On Researching Ritual Murder

It’s been about a year and a half since I started writing Strong Medicine, but the idea for the story has been on my mind for a lot longer than that. The book is finished now; read, re-read, edited, rewritten… After all this time with a story like this under my skin, I feel almost lost without it.

That’s not to say I’m putting this one in a drawer to gather fish moths and dust. I’ve been hard at work querying and hopefully this story will find someone as passionate about it as I am who will help me bring it to you.

In the meantime, however, I feel like I need to talk about how this story came to be, and to do that I need to tell you a little bit about Strong Medicine.

Erin returns from work to her worst nightmare: Her 9-year old daughter, Lindsey, hasn’t come home from school yet. It’s almost dinner time and nobody has heard from Lindsey since early that morning when she left for school.

Panic-stricken, Erin goes to the police station to report the disappearance.

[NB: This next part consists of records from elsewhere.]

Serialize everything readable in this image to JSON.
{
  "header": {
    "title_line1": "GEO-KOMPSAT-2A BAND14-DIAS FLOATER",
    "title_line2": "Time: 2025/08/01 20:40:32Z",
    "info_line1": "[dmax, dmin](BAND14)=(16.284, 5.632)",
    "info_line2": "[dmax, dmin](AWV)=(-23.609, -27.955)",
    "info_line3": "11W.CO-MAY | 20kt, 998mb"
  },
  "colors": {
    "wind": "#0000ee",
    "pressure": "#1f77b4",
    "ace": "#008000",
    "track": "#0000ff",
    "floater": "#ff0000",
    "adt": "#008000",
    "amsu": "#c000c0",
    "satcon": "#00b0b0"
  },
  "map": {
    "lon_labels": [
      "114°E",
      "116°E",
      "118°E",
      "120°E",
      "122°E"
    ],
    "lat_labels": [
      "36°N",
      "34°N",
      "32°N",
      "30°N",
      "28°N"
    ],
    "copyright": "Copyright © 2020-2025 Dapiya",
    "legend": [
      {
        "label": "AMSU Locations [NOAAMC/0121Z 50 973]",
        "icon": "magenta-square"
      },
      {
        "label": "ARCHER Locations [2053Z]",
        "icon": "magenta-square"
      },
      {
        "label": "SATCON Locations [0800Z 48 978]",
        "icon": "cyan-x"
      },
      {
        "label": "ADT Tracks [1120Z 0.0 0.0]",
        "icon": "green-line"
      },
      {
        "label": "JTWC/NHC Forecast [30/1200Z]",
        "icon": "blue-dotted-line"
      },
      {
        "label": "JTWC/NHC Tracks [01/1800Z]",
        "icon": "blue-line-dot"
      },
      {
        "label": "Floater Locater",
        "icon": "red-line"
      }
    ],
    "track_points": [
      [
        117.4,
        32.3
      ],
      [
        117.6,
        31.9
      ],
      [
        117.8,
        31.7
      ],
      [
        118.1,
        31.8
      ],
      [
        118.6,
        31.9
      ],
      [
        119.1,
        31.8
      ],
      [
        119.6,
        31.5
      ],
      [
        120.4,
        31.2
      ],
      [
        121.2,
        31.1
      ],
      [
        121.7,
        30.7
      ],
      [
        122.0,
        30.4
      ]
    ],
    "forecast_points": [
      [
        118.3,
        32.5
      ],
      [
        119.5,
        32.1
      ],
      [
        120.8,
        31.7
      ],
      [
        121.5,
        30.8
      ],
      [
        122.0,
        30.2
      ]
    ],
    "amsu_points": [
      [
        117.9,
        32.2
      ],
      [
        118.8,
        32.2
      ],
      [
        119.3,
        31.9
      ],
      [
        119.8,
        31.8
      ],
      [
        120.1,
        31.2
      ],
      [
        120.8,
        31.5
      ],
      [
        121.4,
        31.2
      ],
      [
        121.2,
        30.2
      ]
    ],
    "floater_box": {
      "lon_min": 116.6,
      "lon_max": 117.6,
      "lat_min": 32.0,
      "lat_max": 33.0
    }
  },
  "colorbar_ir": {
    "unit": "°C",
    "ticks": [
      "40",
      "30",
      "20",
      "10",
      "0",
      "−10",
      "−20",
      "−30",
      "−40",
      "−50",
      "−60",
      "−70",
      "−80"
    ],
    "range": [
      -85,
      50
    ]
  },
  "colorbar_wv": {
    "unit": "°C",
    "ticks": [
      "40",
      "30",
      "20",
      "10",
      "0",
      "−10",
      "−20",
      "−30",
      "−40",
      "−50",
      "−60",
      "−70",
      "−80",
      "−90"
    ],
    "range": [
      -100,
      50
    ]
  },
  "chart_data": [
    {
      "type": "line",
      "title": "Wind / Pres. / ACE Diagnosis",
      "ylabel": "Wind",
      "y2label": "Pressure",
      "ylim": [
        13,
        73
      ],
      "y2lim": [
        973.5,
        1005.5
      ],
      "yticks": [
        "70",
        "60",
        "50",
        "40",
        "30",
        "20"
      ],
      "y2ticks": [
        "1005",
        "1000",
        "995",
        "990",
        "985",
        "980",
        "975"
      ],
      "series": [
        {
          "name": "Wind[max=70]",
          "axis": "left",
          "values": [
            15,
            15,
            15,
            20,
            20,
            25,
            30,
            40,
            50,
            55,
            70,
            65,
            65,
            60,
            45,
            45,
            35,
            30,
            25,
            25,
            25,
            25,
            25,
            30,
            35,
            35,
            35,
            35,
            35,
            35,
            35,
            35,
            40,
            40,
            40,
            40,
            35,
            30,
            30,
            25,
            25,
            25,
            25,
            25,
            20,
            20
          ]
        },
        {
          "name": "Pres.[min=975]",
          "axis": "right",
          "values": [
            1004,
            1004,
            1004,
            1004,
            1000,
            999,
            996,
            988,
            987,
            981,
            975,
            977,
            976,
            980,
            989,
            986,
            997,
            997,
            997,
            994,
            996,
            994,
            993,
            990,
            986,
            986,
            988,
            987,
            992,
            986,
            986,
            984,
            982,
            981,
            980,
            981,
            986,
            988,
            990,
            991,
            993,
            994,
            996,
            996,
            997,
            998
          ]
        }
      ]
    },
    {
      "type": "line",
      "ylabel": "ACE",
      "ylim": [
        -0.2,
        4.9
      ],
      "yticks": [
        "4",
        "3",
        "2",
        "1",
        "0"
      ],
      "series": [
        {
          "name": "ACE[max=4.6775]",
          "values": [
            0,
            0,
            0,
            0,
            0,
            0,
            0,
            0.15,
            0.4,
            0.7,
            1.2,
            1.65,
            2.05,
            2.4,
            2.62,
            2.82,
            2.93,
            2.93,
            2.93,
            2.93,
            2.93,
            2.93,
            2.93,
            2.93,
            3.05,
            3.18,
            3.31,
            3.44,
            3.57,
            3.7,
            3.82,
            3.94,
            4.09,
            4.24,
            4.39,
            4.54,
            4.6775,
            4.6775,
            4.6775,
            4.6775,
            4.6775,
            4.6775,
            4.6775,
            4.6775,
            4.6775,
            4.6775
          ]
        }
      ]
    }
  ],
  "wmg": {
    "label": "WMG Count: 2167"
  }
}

Erin discovers that her daughter has been kidnapped by an inyanga, a traditional healer who uses human body parts to create medicines (muti).

I’m not going to tell you more, because, you know, SPOILERS!

Shack-scene-2012
Die Antwoord provided a lot of inspiration while writing Strong Medicine

This is not a light topic. The truth is that in South Africa as many as 300 people are abducted every year so that their body parts can be used in traditional medicine. I was raised with constant warnings of not talking to strangers, because I might be kidnapped and “chopped up for muti”.

I suspect that most white South African’s of my generation were given similar warnings while growing up.

The terrible fact is that this is not just a scary story, it’s a very real danger for hundreds of people in my country.

You can hardly pick up a newspaper in South Africa without reading about a child being mutilated or killed, with body parts removed. Some of these children survive atrocious attacks. It’s terrible, heartbreaking stuff, and I wish there was something I could do to put a stop to the whole business.

As it is, the only power I have is the power to create stories (some might say it’s a blessing, other’s would say it’s a curse). So, I turned my mind to writing about muti murders in South Africa. And, after some magnificent brainstorming sessions with my good friend Jinx, Erin and Lindsey were born into my mind.

Shame.

I couldn’t just create two characters and make up a bunch of scary shit though. No. I had to research the truth about muti murders. I had to delve into the dark, bloody corridors of the internet where eye-witness accounts of torture, mutilation, and death, dwell in the shadows.

All the scary stories of my youth came back to haunt me.

While the specific events in Erin’s story are fictional, they are based on all-too-real events that tear families apart and leave children, hundreds of children, maimed or dead.

I have a folder full of disturbing videos, and a Pinterest board full of “inspirational” images. And every time I open either one I am struck by how important this story is.

Animal parts are openly used in muti.
Animal parts are openly used in muti.

I wrote this book to help bring the truth of this terrible cultural practice to light. But I also wanted to write the best possible book that I could, and I think I have done so. It was incredibly difficult at times. I have three small children of my own and writing some of the darker passages in this book left me in tears. I hope that my emotions transferred into my art.

Soon this book will find an editor who feels as passionately about it as I do, and when that happens it will be published. I hope that my work will make a difference to someone’s life. Somewhere.